DuckDB > Spark for ‘small’ data or single node processing. Spark is simply just too complex to configure for small projects. Spark however is almost always the best option when you start working with big data and distributed systems (several nodes).
For 99% of companies it will be a faster / cheaper alternative to snowflake.
For 100% of data scientist it will be a faster / cheaper alternative to Pandas for data preprocessing and analytics.
For 90% of data engineers it will be a better alternative to spark for ETL.
Run DuckDB on Lambda
DuckDB is rapidly changing the way data scientists and engineers work. It’s efficient and internally parallelised architecture means that a single querying node often out-competes entire clusters of more traditional query engines.
But out of the box, DuckDB needs to be run on a single node meaning the hardware naturally limits performance. The typical way of solving this in a production environment involves scaling out or scaling up your DuckDB infrastructure: increasing the size of your querying instance or distributing concurrent query jobs to different hardware. Traditionally, scaling out or up are slow and expensive tasks that involve waiting for an upstream provider to allocate resources and start new servers.
The time and cost of scaling DuckDB infrastructure is a good trade-off for many analytical workloads — particularly if you are generating and pre-caching analytics for later consumption. This only works for some businesses in 2023: these days, our users expect more than rigid and overly optimised analytics — they want to dynamically filter, generate trends over long periods, and analyse data in real-time.
Serverless computing presents an opportunity to solve both the cost and cold start problem. AWS Lambda instances are relatively small and underpowered (6 CPU cores, 10GB RAM, max 0.5Gbps network throughput), but have a core benefit of being charged per millisecond and having almost no time/cost overhead when starting, pausing, and resuming instances.
If we can distribute our dataset across 3,000 Lambda instances, data will be downloaded at 1.5Tbps, and we’ll utilise 18,000 CPUs/30TB RAM (10GB Lambdas) to execute queries.
Suddenly, it becomes possible to keep all our data in cold storage and rapidly load it into a serverless DuckDB cluster at query time for a real-time interactive analysis session.

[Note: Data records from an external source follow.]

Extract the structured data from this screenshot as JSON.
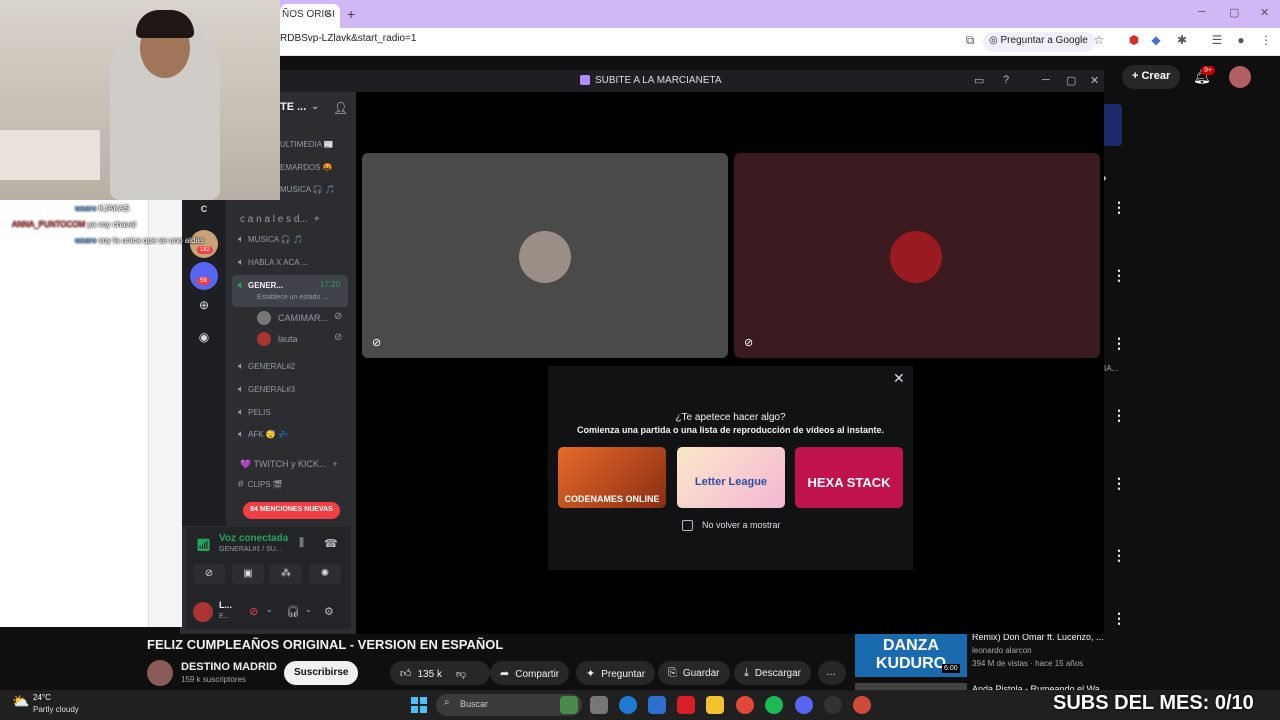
{
  "browser": {
    "tab_title": "ÑOS ORIGI",
    "tab_close": "×",
    "new_tab": "+",
    "url": "RDBSvp-LZlavk&start_radio=1",
    "ask_google": "Preguntar a Google"
  },
  "youtube": {
    "create_label": "Crear",
    "notif_badge": "9+",
    "video_title": "FELIZ CUMPLEAÑOS ORIGINAL - VERSION EN ESPAÑOL",
    "channel_name": "DESTINO MADRID",
    "channel_subs": "159 k suscriptores",
    "subscribe": "Suscribirse",
    "likes": "135 k",
    "share": "Compartir",
    "ask": "Preguntar",
    "save": "Guardar",
    "download": "Descargar",
    "more": "…",
    "recommended": {
      "thumb_text": "DANZA KUDURO",
      "duration": "6:00",
      "title": "Remix) Don Omar ft. Lucenzo, ...",
      "channel": "leonardo alarcon",
      "meta": "394 M de vistas · hace 15 años",
      "title2": "Anda Pistola - Rumeando el Wa..."
    },
    "side_text": "IA..."
  },
  "discord": {
    "window_title": "SUBITE A LA MARCIANETA",
    "server_name": "TE ...",
    "channels_top": [
      "ULTIMEDIA 📰",
      "EMARDOS 🤬",
      "MUSICA 🎧 🎵"
    ],
    "category1": "c a n a l e s  d...",
    "voice_channels": [
      "MUSICA 🎧 🎵",
      "HABLA X ACA ...",
      "GENERAL#2",
      "GENERAL#3",
      "PELIS",
      "AFK 😴 💤"
    ],
    "active_channel": "GENER...",
    "active_timer": "17:20",
    "active_status": "Establece un estado ...",
    "members": [
      "CAMIMAR...",
      "lauta"
    ],
    "category2": "💜 TWITCH y KICK...",
    "text_channel": "CLIPS 🎬",
    "server_c": "C",
    "server_badges": [
      "182",
      "59"
    ],
    "mentions": "84 MENCIONES NUEVAS",
    "voice_status": "Voz conectada",
    "voice_channel_info": "GENERAL#1 / SU...",
    "user_name": "L...",
    "user_status": "E...",
    "activity": {
      "question": "¿Te apetece hacer algo?",
      "subtitle": "Comienza una partida o una lista de reproducción de vídeos al instante.",
      "games": [
        "CODENAMES ONLINE",
        "Letter League",
        "HEXA STACK"
      ],
      "dont_show": "No volver a mostrar"
    }
  },
  "stream_overlay": {
    "chat": [
      {
        "user": "wsaro",
        "text": "KJAKAS"
      },
      {
        "user": "ANNA_PUNTOCOM",
        "text": "ya voy chaval"
      },
      {
        "user": "wsaro",
        "text": "soy la unica que se uno aldas"
      }
    ],
    "subs_banner": "SUBS DEL MES: 0/10"
  },
  "taskbar": {
    "weather_temp": "24°C",
    "weather_desc": "Partly cloudy",
    "search_placeholder": "Buscar"
  },
  "colors": {
    "chrome_tabbar": "#cfb8f5",
    "discord_bg": "#2b2d31",
    "voice_green": "#23a55a",
    "mention_red": "#f23f43",
    "yt_bg": "#0f0f0f"
  }
}
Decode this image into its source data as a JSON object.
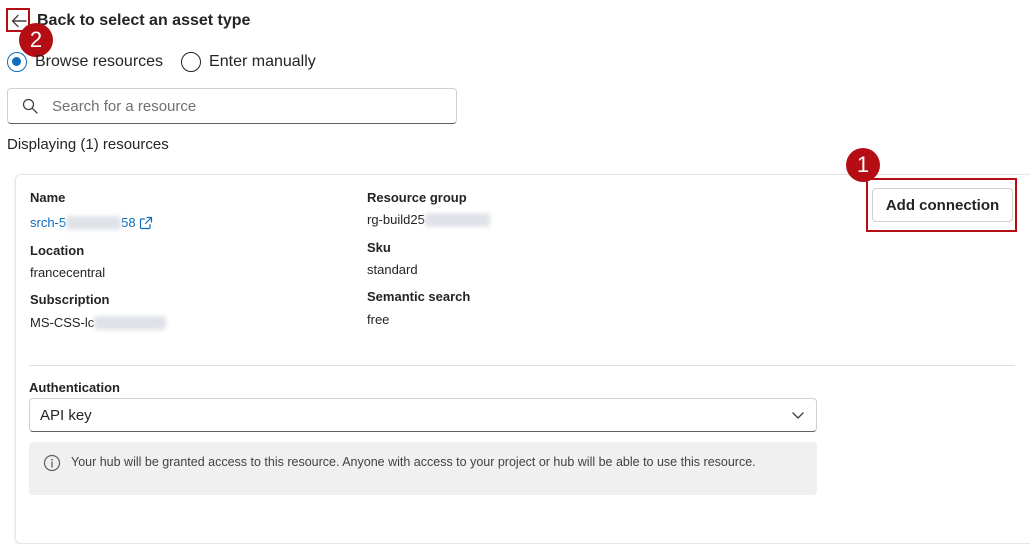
{
  "header": {
    "back_label": "Back to select an asset type"
  },
  "callouts": {
    "add_connection_number": "1",
    "back_number": "2"
  },
  "source_mode": {
    "options": [
      {
        "label": "Browse resources",
        "selected": true
      },
      {
        "label": "Enter manually",
        "selected": false
      }
    ]
  },
  "search": {
    "placeholder": "Search for a resource",
    "value": ""
  },
  "results_count_text": "Displaying (1) resources",
  "resource": {
    "name_label": "Name",
    "name_value_prefix": "srch-5",
    "name_value_suffix": "58",
    "location_label": "Location",
    "location_value": "francecentral",
    "subscription_label": "Subscription",
    "subscription_value_prefix": "MS-CSS-lc",
    "resource_group_label": "Resource group",
    "resource_group_prefix": "rg-build25",
    "sku_label": "Sku",
    "sku_value": "standard",
    "semantic_search_label": "Semantic search",
    "semantic_search_value": "free",
    "add_connection_label": "Add connection"
  },
  "authentication": {
    "label": "Authentication",
    "selected": "API key"
  },
  "info_message": "Your hub will be granted access to this resource. Anyone with access to your project or hub will be able to use this resource.",
  "colors": {
    "accent": "#0f6cbd",
    "callout": "#b40e14"
  },
  "icons": [
    "back-arrow-icon",
    "search-icon",
    "external-link-icon",
    "chevron-down-icon",
    "info-icon"
  ]
}
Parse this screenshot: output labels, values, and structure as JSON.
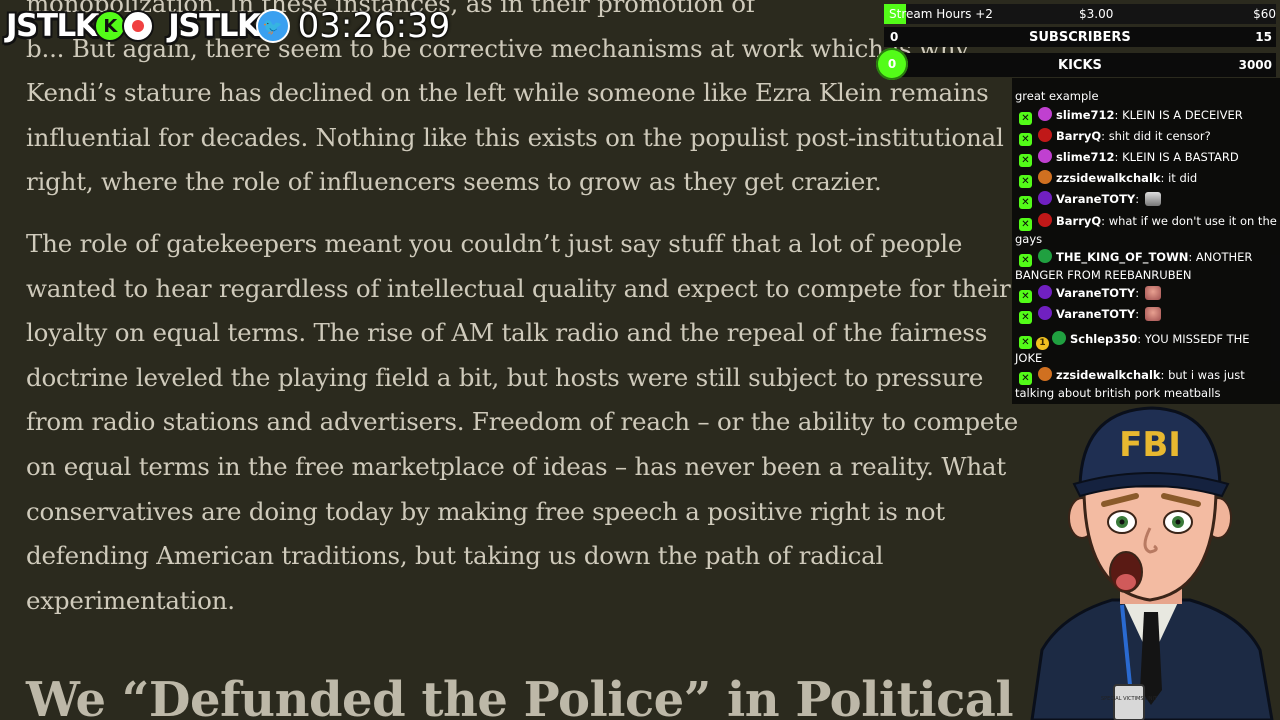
{
  "article": {
    "paragraph1": [
      "monopolization. In these instances, as in their promotion of",
      "b... But again, there seem to be corrective mechanisms at work which is why",
      "Kendi’s stature has declined on the left while someone like Ezra Klein remains",
      "influential for decades. Nothing like this exists on the populist post-institutional",
      "right, where the role of influencers seems to grow as they get crazier."
    ],
    "paragraph2": [
      "The role of gatekeepers meant you couldn’t just say stuff that a lot of people",
      "wanted to hear regardless of intellectual quality and expect to compete for their",
      "loyalty on equal terms. The rise of AM talk radio and the repeal of the fairness",
      "doctrine leveled the playing field a bit, but hosts were still subject to pressure",
      "from radio stations and advertisers. Freedom of reach – or the ability to compete",
      "on equal terms in the free marketplace of ideas – has never been a reality. What",
      "conservatives are doing today by making free speech a positive right is not",
      "defending American traditions, but taking us down the path of radical",
      "experimentation."
    ],
    "heading": "We “Defunded the Police” in Political"
  },
  "overlay": {
    "logo1": "JSTLK",
    "kick_badge": "K",
    "logo2": "JSTLK",
    "twitter_glyph": "🐦",
    "timer": "03:26:39"
  },
  "stats": {
    "stream_hours_label": "Stream Hours +2",
    "stream_hours_amount": "$3.00",
    "stream_hours_goal": "$60",
    "subs_current": "0",
    "subs_label": "SUBSCRIBERS",
    "subs_goal": "15",
    "kicks_current": "0",
    "kicks_label": "KICKS",
    "kicks_goal": "3000"
  },
  "chat": {
    "messages": [
      {
        "user": "",
        "text": "great example"
      },
      {
        "user": "slime712",
        "text": "KLEIN IS A DECEIVER",
        "color": "#c040d0"
      },
      {
        "user": "BarryQ",
        "text": "shit did it censor?",
        "color": "#c01818"
      },
      {
        "user": "slime712",
        "text": "KLEIN IS A BASTARD",
        "color": "#c040d0"
      },
      {
        "user": "zzsidewalkchalk",
        "text": "it did",
        "color": "#d07020"
      },
      {
        "user": "VaraneTOTY",
        "text": "",
        "color": "#7020c0"
      },
      {
        "user": "BarryQ",
        "text": "what if we don't use it on the gays",
        "color": "#c01818"
      },
      {
        "user": "THE_KING_OF_TOWN",
        "text": "ANOTHER BANGER FROM REEBANRUBEN",
        "color": "#20a040"
      },
      {
        "user": "VaraneTOTY",
        "text": "",
        "color": "#7020c0"
      },
      {
        "user": "VaraneTOTY",
        "text": "",
        "color": "#7020c0"
      },
      {
        "user": "Schlep350",
        "text": "YOU MISSEDF THE JOKE",
        "color": "#20a040",
        "sub_badge": "1"
      },
      {
        "user": "zzsidewalkchalk",
        "text": "but i was just talking about british pork meatballs",
        "color": "#d07020"
      }
    ],
    "mod_glyph": "✕"
  },
  "avatar": {
    "cap_text": "FBI",
    "badge_text": "SPECIAL VICTIMS UNIT"
  },
  "colors": {
    "page_bg": "#2b2a1e",
    "text": "#cfcabb",
    "kick_green": "#53fc18",
    "chat_bg": "#080808"
  }
}
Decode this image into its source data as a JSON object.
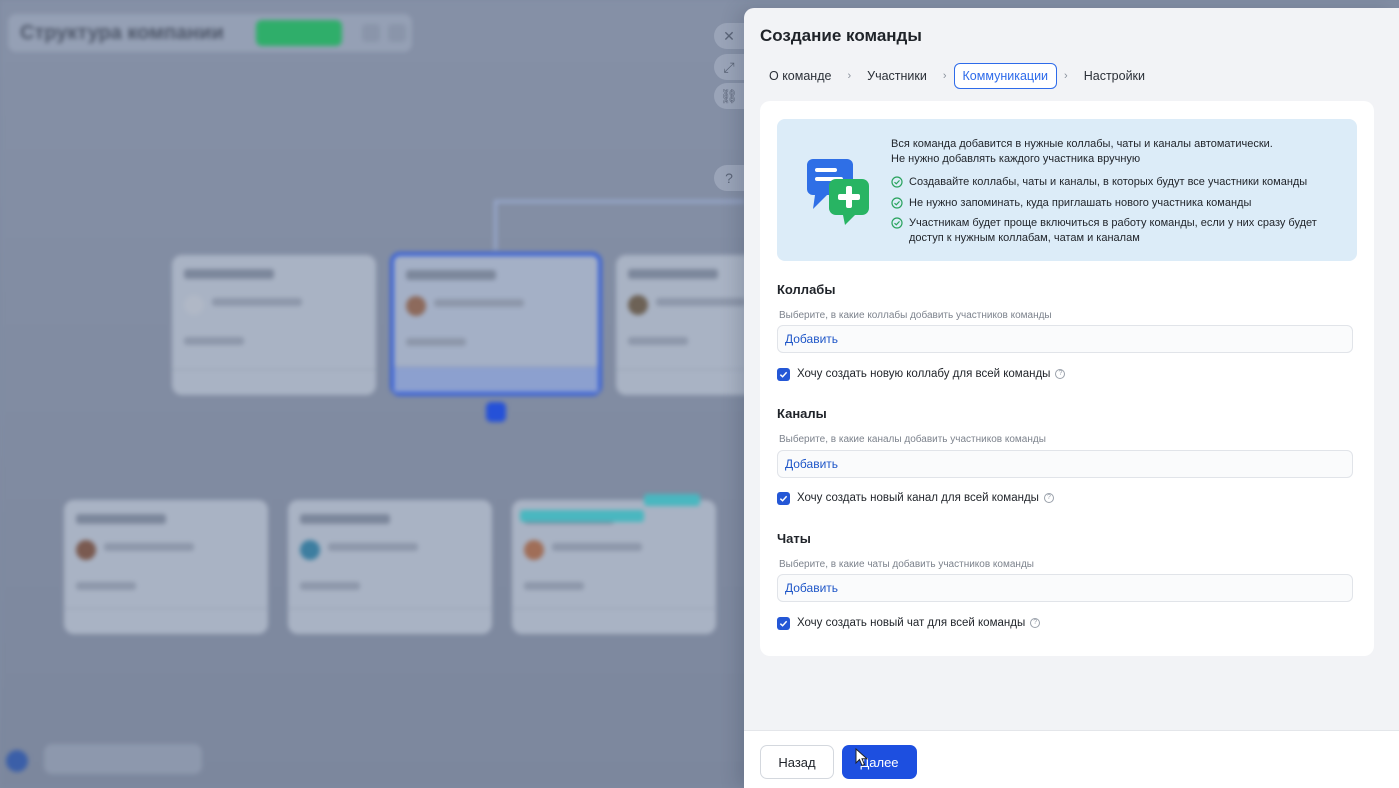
{
  "background": {
    "title": "Структура компании"
  },
  "panel": {
    "title": "Создание команды",
    "steps": [
      {
        "label": "О команде",
        "active": false
      },
      {
        "label": "Участники",
        "active": false
      },
      {
        "label": "Коммуникации",
        "active": true
      },
      {
        "label": "Настройки",
        "active": false
      }
    ],
    "banner": {
      "headline": "Вся команда добавится в нужные коллабы, чаты и каналы автоматически.",
      "subline": "Не нужно добавлять каждого участника вручную",
      "bullets": [
        "Создавайте коллабы, чаты и каналы, в которых будут все участники команды",
        "Не нужно запоминать, куда приглашать нового участника команды",
        "Участникам будет проще включиться в работу команды, если у них сразу будет доступ к нужным коллабам, чатам и каналам"
      ]
    },
    "sections": [
      {
        "title": "Коллабы",
        "hint": "Выберите, в какие коллабы добавить участников команды",
        "add_label": "Добавить",
        "checkbox_label": "Хочу создать новую коллабу для всей команды",
        "checked": true
      },
      {
        "title": "Каналы",
        "hint": "Выберите, в какие каналы добавить участников команды",
        "add_label": "Добавить",
        "checkbox_label": "Хочу создать новый канал для всей команды",
        "checked": true
      },
      {
        "title": "Чаты",
        "hint": "Выберите, в какие чаты добавить участников команды",
        "add_label": "Добавить",
        "checkbox_label": "Хочу создать новый чат для всей команды",
        "checked": true
      }
    ],
    "footer": {
      "back_label": "Назад",
      "next_label": "Далее"
    }
  },
  "colors": {
    "accent": "#1d4fe0",
    "banner_bg": "#dcecf8",
    "success": "#2fae6a"
  }
}
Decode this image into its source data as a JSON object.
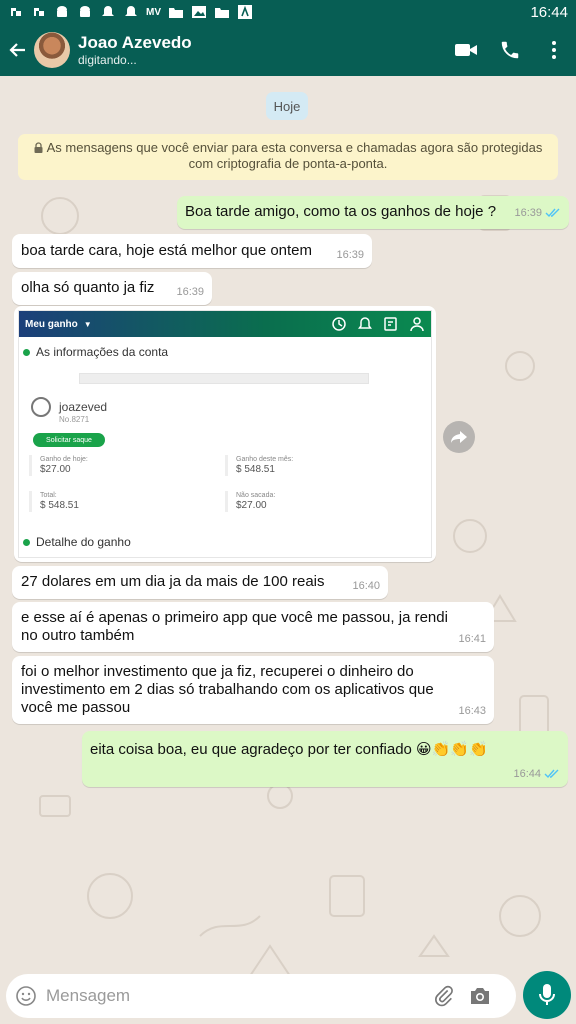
{
  "status_bar": {
    "time": "16:44",
    "carrier": "MV"
  },
  "header": {
    "contact_name": "Joao Azevedo",
    "status": "digitando..."
  },
  "chat": {
    "date_chip": "Hoje",
    "encryption_notice": "As mensagens que você enviar para esta conversa e chamadas agora são protegidas com criptografia de ponta-a-ponta.",
    "messages": [
      {
        "direction": "out",
        "text": "Boa tarde amigo, como ta os ganhos de hoje ?",
        "time": "16:39"
      },
      {
        "direction": "in",
        "text": "boa tarde cara, hoje está melhor que ontem",
        "time": "16:39"
      },
      {
        "direction": "in",
        "text": "olha só quanto ja fiz",
        "time": "16:39"
      },
      {
        "direction": "in",
        "text": "27 dolares em um dia ja da mais de 100 reais",
        "time": "16:40"
      },
      {
        "direction": "in",
        "text": "e esse aí é apenas o primeiro app que você me passou, ja rendi no outro também",
        "time": "16:41"
      },
      {
        "direction": "in",
        "text": "foi o melhor investimento que ja fiz, recuperei o dinheiro do investimento em 2 dias só trabalhando com os aplicativos que você me passou",
        "time": "16:43"
      },
      {
        "direction": "out",
        "text": "eita coisa boa, eu que agradeço por ter confiado 😀👏👏👏",
        "time": "16:44"
      }
    ],
    "image_message": {
      "app_title": "Meu ganho",
      "section_account": "As informações da conta",
      "username": "joazeved",
      "user_no": "No.8271",
      "withdraw_button": "Solicitar saque",
      "stats": [
        {
          "label": "Ganho de hoje:",
          "value": "$27.00"
        },
        {
          "label": "Ganho deste mês:",
          "value": "$ 548.51"
        },
        {
          "label": "Total:",
          "value": "$ 548.51"
        },
        {
          "label": "Não sacada:",
          "value": "$27.00"
        }
      ],
      "section_details": "Detalhe do ganho"
    }
  },
  "input": {
    "placeholder": "Mensagem"
  },
  "colors": {
    "header": "#075e54",
    "outgoing_bubble": "#dcf8c6",
    "incoming_bubble": "#ffffff",
    "mic_button": "#00897b",
    "read_ticks": "#4fc3f7"
  }
}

Note that in this case, DuckDB is just the query engine to run the SQL. Click to the link to see benchmarks and details. boilingdata
Use cases
I’ve been able to pack duckdb inside of lambdas and then I can have each lambda return what I need over billions of billions of rows in S3 - idea from boilingdata
Edit because responses:
My org as time series partitioned parquet files in our data lake and we usually know the times we care about so can simply fire up 1 lambda per file and pass it the sql you want when we invoke it from python and either return the data in the main process that called them using non blocking async calls or write to file and aggregate after. Its way faster than Athena and the slowest part of the query is just loading the returned data from the query back into memory if it’s a lot and you fired off a lot of lambdas.
My team is currently managing about a trillion data points but this is going to grow exponentially the next few years. The only other options for fast queries on all this data is pushing stuff to a Cassandra DB or Druid as the schema is in a tidy format of timestamp, field, value (yes there are other ways to store it that may be more efficient but tidy data is nice!) discussion Advantage of that approach over Athena or spark? $$$
I have also seen duck db used for the last mile of analytics. Tools like Spark/Athena are still used to perform large scale ETL where there is big data. But ultimately the billions of rows gets aggregated down into the millions/thousands and then DuckDB can used there.